Masyarakat Sunda diketahui mengenal legenda mengenai kerajaan ini, yang dikatakan mendahului Kerajaan Sunda Galuh. Pusat Kerajaan Medang
Bhumi Mataram adalah
sebutan lama untuk Yogyakarta dan sekitarnya. Di
daerah inilah untuk pertama kalinya istana Kerajaan Medang diperkirakan berdiri
(Rajya Medang i Bhumi Mataram). Nama ini ditemukan dalam beberapa
prasasti, misalnya prasasti Minto dan prasasti Anjuk
ladang. Istilah Mataram kemudian lazim dipakai untuk
menyebut nama kerajaan secara keseluruhan, meskipun tidak selamanya kerajaan
ini berpusat di sana.
Sesungguhnya, pusat
Kerajaan Medang pernah mengalami beberapa kali perpindahan, bahkan sampai ke
daerah jawa timur sekarang. Beberapa daerah yang pernah menjadi lokasi
istana Medang berdasarkan prasasti-prasasti yang sudah ditemukan antara lain,
·
Medang i Bhumi Mataram (zaman Sanjaya)
·
Medang i Mamrati (zaman Rakai Pikatan)
·
Medang i Poh Pitu (zaman Dyah Balitung)
·
Medang i Bhumi Mataram (zaman Dyah Wawa)
·
Medang i Tamwlang (zaman Mpu Sindok)
·
Medang i Watugaluh (zaman Mpu Sindok)
·
Medang i Wwatan (zaman Dharmawangsa Teguh)
Kerajaan Medang Kamulan
terletak di muara Sungai Brantas di Jawa Timur. Kerajaan ini dibangun oleh Mpu Sindok,
yang sebelumnya memerintah Kerajaan Mataram Kuno di Jawa Tengah. Di tempat
barunya ini, Mpu Sindok mendirikan sebuah dinasti yang bernama Isyana.
Pada masa pemerintahan
Dharmawangsa (991-1016), Medang berusaha menguasai jalur perdagangan laut di wilayah
Selat Malaka. Hal tersebut menyebabkan benturan dengan Kerajaan Sriwijaya.
Akibatnya fatal bagi Dharmawangsa sendiri.

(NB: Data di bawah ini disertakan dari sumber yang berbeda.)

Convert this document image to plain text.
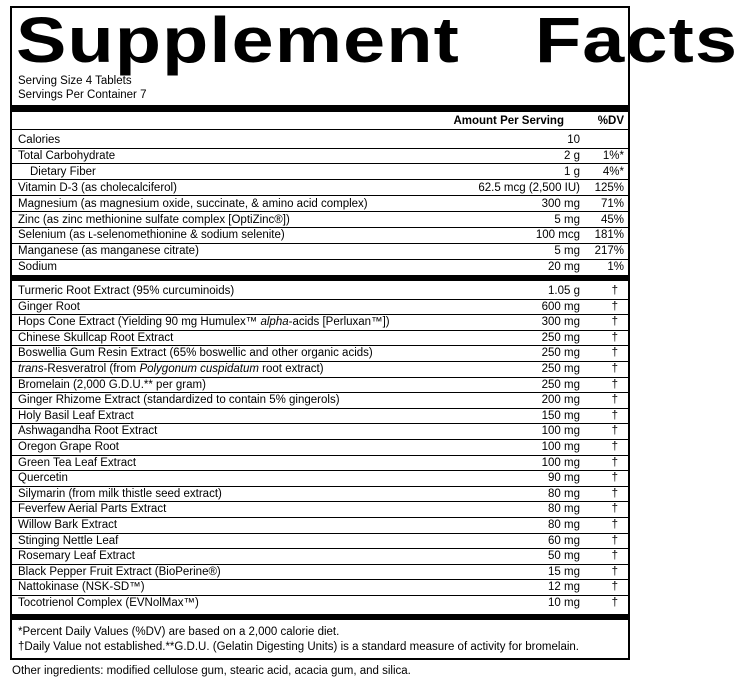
Supplement Facts
Serving Size 4 Tablets
Servings Per Container 7
Amount Per Serving	%DV
Calories	10
Total Carbohydrate	2 g 1%*
Dietary Fiber	1 g 4%*
Vitamin D-3 (as cholecalciferol)	62.5 mcg (2,500 IU) 125%
Magnesium (as magnesium oxide, succinate, & amino acid complex)	300 mg 71%
Zinc (as zinc methionine sulfate complex [OptiZinc®])	5 mg 45%
Selenium (as ʟ-selenomethionine & sodium selenite)	100 mcg 181%
Manganese (as manganese citrate)	5 mg 217%
Sodium	20 mg 1%
Turmeric Root Extract (95% curcuminoids)	1.05 g	†
Ginger Root	600 mg	†
Hops Cone Extract (Yielding 90 mg Humulex™ alpha-acids [Perluxan™])	300 mg	†
Chinese Skullcap Root Extract	250 mg	†
Boswellia Gum Resin Extract (65% boswellic and other organic acids)	250 mg	†
trans-Resveratrol (from Polygonum cuspidatum root extract)	250 mg	†
Bromelain (2,000 G.D.U.** per gram)	250 mg	†
Ginger Rhizome Extract (standardized to contain 5% gingerols)	200 mg	†
Holy Basil Leaf Extract	150 mg	†
Ashwagandha Root Extract	100 mg	†
Oregon Grape Root	100 mg	†
Green Tea Leaf Extract	100 mg	†
Quercetin	90 mg	†
Silymarin (from milk thistle seed extract)	80 mg	†
Feverfew Aerial Parts Extract	80 mg	†
Willow Bark Extract	80 mg	†
Stinging Nettle Leaf	60 mg	†
Rosemary Leaf Extract	50 mg	†
Black Pepper Fruit Extract (BioPerine®)	15 mg	†
Nattokinase (NSK-SD™)	12 mg	†
Tocotrienol Complex (EVNolMax™)	10 mg	†
*Percent Daily Values (%DV) are based on a 2,000 calorie diet.
†Daily Value not established.**G.D.U. (Gelatin Digesting Units) is a standard measure of activity for bromelain.
Other ingredients: modified cellulose gum, stearic acid, acacia gum, and silica.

Dalam upayanya untuk mengalahkan
Dharmawangsa, Sriwijaya menjalin hubungan dengan negara bawahan Medang Kamulan,
yaitu Kerajaan Wurawuri.
Menurut Prasasti
Pucangan, pada tahun 1016 pasukan Wurawuri menyerang istana Dharmawangsa ketika
ia sedang menikahkan puterinya dengan Airlangga. Dalam perisitiwa tersebut,
Raja Dharmawangsa terbunuh sementara menantunya berhasil lolos. Prasasti ini
juga menceritakan pengembaraan Airlangga, yang hidup selama beberapa waktu
dengan para pertapa. Pada tahun 1019, para pendeta Siwa, Brahma, dan Budha
menobatkannya sebagai raja dengan gelar Sri Lakeswara Dharmawangsa Airlangga.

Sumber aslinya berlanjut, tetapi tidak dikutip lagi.